Flowers are the only natural object that simultaneously stimulates both hemispheres of the brain. Left-brained people? They love the structure—the precise geometry of the petals, the symmetry, the Fibonacci-sequence-level math behind every daisy. Right-brained people? They swoon for the color, the fragrance, the delicate sway in the wind that practically sings poetry. Boom. Neurological harmony in one blooming package.

Want proof? I offer Exhibit A: the lotus flower. It’s basically the Beyoncé of the botanical world. Perfect, radiant, mysteriously serene. One evening, I had the brilliant idea to photograph one—at night. Because obviously the best lighting for capturing ephemeral floral transcendence is total darkness.

Enter Trish, my trusty life partner and unwilling assistant. I handed her a flashlight and led her to a pond in North Kingstown, RI, under a sky so overcast and moonless it felt like the opening scene of a horror movie. She was understandably thrilled.

We tiptoed through the murky edges of the water, flashlight in hand, bug spray (thankfully) deployed, as I composed my masterpiece. The lotus glowed like a divine vision… or maybe that was just the flashlight beam reflecting off a frog.

Regardless, the photo turned out great. Trish survived. I survived. The frog is now my emotional support animal.

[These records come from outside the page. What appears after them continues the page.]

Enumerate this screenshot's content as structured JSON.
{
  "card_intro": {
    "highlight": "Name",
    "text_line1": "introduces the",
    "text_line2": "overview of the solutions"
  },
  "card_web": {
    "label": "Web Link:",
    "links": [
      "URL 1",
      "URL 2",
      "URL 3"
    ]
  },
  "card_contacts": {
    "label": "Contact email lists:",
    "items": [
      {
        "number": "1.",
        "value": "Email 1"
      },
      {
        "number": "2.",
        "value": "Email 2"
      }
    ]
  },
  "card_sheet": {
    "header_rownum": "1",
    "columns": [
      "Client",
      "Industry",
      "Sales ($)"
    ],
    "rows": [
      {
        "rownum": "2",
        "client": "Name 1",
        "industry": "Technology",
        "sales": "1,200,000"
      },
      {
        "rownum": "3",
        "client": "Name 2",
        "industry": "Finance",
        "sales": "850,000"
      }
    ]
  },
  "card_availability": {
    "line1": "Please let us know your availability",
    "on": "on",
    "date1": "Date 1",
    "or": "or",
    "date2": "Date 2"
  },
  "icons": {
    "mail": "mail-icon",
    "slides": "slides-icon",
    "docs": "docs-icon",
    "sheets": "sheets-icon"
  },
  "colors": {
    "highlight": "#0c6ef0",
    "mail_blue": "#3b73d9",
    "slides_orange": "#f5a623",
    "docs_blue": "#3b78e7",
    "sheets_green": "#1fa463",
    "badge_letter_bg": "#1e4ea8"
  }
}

And that’s how I proved my Flower Hemispheric Brain Activation Theory™.

Oh. Also, I made up most of the research stuff.

But the flower was real. And Trish really did bring the bug spray. So I still consider it a scientific win.

AND, I forgot that the lotus closes every late afternoon/night until the bloom cycle is finished. (Please don’t tell Trish.)



One response to “The Lotus Hypothesis: Scientific Nonsense with Stunning Visuals”

  1. These photos are BEAUTIFUL. And the narrative, as usual, quite comical. Loved every word of it.